El regreso apareció en las Ediciones R y al inicio lleva esta dedicatoria: “Para Antón Arrufat, por su estímulo”. Su salida, como apunté antes, recibió comentarios elogiosos. Tuvo además dos ediciones extranjeras. Una en Italia (Einaudi, 1966) y otra en España (Seix Barral, 1967). Tras aquel libro, Casey recogió algunos artículos y ensayos en Memorias de una isla (1964). Y cuando estaba ya fuera de Cuba, dio a conocer Notas de un simulador (1969), que reúne una noveleta y cuatro narraciones. Fueron esos los tres únicos libros que publicó en vida.

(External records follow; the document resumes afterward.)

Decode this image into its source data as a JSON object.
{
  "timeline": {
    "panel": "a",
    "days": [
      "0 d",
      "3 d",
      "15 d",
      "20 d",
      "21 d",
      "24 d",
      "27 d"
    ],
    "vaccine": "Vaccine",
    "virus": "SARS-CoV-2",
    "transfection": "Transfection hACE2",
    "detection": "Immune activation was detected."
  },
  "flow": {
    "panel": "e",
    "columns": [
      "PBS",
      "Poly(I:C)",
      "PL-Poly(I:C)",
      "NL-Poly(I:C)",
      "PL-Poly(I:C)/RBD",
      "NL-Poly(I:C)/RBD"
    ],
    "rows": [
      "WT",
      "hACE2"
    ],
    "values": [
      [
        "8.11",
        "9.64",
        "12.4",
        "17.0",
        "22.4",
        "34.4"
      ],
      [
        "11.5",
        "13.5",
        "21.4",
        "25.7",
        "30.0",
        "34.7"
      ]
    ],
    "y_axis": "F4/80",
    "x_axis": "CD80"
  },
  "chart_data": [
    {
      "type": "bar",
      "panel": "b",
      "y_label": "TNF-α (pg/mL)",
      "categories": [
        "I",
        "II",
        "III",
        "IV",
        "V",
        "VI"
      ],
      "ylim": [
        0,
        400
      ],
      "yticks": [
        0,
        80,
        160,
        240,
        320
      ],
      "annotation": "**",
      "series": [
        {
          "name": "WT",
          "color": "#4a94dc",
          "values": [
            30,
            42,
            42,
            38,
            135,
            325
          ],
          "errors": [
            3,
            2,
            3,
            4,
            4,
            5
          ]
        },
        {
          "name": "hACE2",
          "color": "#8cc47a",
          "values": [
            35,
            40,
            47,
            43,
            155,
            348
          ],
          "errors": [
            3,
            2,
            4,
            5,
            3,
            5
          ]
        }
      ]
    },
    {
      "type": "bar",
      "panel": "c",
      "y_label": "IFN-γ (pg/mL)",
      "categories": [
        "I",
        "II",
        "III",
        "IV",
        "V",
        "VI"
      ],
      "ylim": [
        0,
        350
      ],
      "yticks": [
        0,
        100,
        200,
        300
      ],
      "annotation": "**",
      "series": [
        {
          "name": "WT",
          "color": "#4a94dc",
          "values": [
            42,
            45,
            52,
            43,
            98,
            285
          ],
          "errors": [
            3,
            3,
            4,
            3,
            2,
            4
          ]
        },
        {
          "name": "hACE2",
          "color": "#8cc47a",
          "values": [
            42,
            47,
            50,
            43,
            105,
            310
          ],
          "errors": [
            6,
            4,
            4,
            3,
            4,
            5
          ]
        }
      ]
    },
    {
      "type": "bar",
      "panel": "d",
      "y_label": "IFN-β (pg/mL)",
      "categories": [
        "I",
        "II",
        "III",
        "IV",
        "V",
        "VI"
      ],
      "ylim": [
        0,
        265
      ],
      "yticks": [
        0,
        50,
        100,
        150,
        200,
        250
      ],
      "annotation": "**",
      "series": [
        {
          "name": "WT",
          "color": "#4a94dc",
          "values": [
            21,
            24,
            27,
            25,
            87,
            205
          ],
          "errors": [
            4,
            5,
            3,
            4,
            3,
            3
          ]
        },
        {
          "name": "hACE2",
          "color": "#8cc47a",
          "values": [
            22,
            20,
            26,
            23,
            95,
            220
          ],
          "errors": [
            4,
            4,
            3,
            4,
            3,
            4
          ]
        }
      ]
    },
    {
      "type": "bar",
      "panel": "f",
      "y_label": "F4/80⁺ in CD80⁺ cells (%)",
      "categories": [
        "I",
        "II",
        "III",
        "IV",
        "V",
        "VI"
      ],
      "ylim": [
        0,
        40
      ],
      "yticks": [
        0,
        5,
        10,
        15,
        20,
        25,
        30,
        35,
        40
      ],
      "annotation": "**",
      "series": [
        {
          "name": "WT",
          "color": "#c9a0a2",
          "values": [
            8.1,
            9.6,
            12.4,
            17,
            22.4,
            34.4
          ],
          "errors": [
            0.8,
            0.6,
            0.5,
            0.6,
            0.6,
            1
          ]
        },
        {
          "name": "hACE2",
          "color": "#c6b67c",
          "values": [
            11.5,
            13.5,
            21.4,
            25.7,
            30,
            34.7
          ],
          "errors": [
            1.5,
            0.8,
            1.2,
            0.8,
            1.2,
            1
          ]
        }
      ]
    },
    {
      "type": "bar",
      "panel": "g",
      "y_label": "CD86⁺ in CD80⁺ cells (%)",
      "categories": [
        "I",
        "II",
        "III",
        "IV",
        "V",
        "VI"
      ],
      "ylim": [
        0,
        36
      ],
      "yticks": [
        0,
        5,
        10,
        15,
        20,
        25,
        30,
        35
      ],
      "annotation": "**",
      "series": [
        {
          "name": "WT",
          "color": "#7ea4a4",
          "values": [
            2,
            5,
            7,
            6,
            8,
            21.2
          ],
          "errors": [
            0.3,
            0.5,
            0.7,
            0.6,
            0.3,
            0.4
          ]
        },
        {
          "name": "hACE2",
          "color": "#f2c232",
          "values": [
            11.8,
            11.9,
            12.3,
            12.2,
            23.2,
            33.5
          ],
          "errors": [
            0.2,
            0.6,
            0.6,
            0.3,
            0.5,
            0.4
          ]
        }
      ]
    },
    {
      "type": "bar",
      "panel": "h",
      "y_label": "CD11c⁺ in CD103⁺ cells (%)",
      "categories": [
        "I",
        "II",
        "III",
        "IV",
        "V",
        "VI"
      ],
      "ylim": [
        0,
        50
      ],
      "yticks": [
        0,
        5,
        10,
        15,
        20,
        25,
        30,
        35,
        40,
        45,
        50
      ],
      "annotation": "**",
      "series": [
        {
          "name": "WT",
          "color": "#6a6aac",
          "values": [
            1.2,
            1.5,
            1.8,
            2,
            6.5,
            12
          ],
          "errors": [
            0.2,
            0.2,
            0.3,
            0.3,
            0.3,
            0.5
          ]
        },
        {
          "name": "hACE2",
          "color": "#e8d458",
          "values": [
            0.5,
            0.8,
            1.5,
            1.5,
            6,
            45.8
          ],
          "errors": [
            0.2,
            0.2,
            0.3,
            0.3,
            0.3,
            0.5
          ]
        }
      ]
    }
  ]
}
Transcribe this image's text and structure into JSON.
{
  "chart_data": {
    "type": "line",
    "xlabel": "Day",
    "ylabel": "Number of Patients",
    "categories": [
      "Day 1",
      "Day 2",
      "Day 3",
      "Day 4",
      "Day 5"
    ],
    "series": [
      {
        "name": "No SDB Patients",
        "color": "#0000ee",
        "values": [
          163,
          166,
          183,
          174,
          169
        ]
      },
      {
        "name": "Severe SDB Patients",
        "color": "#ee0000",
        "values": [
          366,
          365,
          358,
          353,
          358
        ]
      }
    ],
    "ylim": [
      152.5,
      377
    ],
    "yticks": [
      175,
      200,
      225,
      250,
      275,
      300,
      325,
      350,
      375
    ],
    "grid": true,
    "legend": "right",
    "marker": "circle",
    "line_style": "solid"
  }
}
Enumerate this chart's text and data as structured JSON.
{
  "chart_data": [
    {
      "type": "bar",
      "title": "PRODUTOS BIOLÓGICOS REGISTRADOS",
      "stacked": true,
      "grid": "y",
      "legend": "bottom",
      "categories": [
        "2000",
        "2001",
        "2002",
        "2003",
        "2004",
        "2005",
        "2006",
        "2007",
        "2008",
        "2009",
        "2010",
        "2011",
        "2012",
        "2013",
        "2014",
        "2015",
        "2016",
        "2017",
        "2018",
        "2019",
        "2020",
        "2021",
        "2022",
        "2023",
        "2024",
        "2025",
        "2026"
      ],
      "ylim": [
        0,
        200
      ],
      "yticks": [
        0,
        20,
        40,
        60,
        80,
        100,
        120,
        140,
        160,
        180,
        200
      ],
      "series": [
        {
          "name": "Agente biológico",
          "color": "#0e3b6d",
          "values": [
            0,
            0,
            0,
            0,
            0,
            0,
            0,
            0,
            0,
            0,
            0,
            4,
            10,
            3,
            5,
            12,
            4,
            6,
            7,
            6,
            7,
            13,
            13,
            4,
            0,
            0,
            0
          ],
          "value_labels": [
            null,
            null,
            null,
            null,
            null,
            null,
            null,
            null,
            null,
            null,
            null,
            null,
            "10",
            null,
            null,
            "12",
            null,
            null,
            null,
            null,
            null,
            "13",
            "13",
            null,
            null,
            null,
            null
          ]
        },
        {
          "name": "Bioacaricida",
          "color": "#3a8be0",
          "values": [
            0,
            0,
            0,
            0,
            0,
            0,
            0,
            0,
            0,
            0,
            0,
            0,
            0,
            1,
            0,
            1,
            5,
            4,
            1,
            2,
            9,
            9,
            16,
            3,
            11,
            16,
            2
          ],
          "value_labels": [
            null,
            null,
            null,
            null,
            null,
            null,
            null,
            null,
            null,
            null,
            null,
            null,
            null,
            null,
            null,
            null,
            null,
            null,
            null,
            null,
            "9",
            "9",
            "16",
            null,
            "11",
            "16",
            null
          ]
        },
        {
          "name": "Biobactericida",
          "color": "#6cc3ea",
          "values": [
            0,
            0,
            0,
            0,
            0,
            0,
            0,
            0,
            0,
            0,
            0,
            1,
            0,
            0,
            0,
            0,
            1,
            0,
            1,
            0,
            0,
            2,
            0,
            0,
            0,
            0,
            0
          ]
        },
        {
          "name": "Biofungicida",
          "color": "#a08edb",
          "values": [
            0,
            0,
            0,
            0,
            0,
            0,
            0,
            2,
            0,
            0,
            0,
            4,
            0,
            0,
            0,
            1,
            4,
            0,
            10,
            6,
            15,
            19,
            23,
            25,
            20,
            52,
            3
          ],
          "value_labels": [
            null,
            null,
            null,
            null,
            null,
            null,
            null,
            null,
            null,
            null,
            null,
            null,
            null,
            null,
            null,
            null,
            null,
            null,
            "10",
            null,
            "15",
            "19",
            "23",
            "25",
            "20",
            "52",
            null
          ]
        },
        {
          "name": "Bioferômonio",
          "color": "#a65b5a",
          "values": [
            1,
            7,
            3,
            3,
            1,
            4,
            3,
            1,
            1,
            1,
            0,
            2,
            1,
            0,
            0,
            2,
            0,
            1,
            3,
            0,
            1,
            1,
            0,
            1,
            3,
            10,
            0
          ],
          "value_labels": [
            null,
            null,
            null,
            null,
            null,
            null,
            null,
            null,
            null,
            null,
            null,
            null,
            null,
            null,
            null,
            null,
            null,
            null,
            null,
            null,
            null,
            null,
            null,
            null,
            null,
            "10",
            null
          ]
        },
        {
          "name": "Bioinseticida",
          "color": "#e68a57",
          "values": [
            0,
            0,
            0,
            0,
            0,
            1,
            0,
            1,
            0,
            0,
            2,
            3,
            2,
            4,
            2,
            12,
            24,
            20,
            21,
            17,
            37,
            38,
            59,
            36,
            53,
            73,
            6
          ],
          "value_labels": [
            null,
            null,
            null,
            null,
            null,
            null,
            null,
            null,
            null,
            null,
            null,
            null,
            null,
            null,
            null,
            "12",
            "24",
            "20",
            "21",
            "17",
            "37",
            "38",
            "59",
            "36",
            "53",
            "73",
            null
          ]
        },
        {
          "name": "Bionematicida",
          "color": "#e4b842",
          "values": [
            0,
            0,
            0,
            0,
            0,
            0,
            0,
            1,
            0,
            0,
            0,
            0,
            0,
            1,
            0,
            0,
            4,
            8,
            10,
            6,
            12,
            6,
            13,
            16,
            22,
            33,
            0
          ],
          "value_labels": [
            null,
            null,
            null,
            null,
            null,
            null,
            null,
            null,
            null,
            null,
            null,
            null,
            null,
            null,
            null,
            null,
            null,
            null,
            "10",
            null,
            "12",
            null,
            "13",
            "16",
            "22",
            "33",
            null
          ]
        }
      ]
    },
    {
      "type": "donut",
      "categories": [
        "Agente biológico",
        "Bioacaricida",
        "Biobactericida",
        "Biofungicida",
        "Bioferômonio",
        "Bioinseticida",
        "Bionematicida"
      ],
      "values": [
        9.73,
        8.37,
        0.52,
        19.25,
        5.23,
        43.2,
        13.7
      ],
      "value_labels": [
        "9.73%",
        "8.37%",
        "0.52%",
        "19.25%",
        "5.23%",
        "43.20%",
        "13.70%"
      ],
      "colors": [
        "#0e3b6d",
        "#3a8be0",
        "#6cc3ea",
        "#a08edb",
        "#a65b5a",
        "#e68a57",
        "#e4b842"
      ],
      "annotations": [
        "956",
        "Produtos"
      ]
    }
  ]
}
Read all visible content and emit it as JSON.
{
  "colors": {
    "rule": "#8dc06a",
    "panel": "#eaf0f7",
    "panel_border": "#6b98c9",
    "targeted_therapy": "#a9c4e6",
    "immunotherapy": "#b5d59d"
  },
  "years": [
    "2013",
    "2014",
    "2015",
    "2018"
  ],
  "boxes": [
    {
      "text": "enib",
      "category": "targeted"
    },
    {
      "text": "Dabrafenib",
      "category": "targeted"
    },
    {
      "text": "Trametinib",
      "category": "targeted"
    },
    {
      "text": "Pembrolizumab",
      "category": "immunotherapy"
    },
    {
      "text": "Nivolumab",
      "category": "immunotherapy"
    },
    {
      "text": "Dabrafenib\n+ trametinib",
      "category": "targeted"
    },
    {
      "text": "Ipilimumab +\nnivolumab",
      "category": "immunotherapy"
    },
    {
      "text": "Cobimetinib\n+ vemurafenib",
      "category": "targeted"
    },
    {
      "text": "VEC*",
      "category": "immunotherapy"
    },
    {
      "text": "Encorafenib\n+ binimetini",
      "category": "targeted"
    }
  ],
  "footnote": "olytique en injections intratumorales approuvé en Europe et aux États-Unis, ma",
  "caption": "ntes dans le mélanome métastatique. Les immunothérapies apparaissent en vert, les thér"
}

Al igual que buena parte de las obras narrativas que aparecen en Cuba en esos años, en muchos de esos cuentos Casey vuelve al pasado, aunque lo hace para abordar problemas de mentalidad que explican alienaciones del presente. Así, en “El paseo” recrea el ritual de la iniciación sexual de un adolescente, a quien su tío lleva a un prostíbulo cuando estrena sus pantalones largos. En “Los visitantes” trata el mundo del espiritismo que domina la vida de muchas familias. Los cuentos, sin embargo, no se limitan a las experiencias cubanas, sino que en algunas ocasiones se abren a otros paisajes y escenarios. “In partenza”, por ejemplo, se ambienta en Polonia. Asimismo algunos temas —la muerte, el recuerdo, el tiempo, la irrealidad de la existencia— se repiten de modo obsesivo.

El escritor español Vicente Molina Foix, quien se ha ocupado de Casey en varias ocasiones, comentó sobre él que “se manifiesta como un maestro del paroxismo que, atenuando los colores y aromas del trópico, sabe reflejar la soledad de la carne con una mezcla de lirismo y socarronería que solo los más lúcidos pesimistas dominan”. Casey asimismo adoptó un lenguaje aparentemente primitivo y neutro, pero que posee un misterioso poder. Un lenguaje que además alcanza cubanía sin pretender en ningún momento ser “popular”. Algo que puede aplicarse también a sus personajes, cuya inconfundible autenticidad no les hace perder una inteligible universalidad.

Italo Calvino, quien hizo traducir aquellos cuentos al italiano y los editó, escribió en la introducción: “La Habana, para él, no es sólo una matriz de imágenes y lenguaje, es el objeto de un culto exclusivo y minucioso: La Habana de los burdeles españoles y de la brujería negra, ininterrumpido fermento de sensualidad e ininterrumpido coloquio con los muertos. (…) Lo que cada página nos devela es un viaje entre difuntos y entre los que van a morir: muertos que no se distinguen muy bien de los vivos que los invocan en las sesiones espiritistas, o bien larvas humanas de las cuales no se espera sino la revelación del instante irrepetible que las separa de la muerte. Sobre cementerios y lupanares del Caribe aletea inesperada la sombra de Baudelaire, como reverberada en el calor de los trópicos”.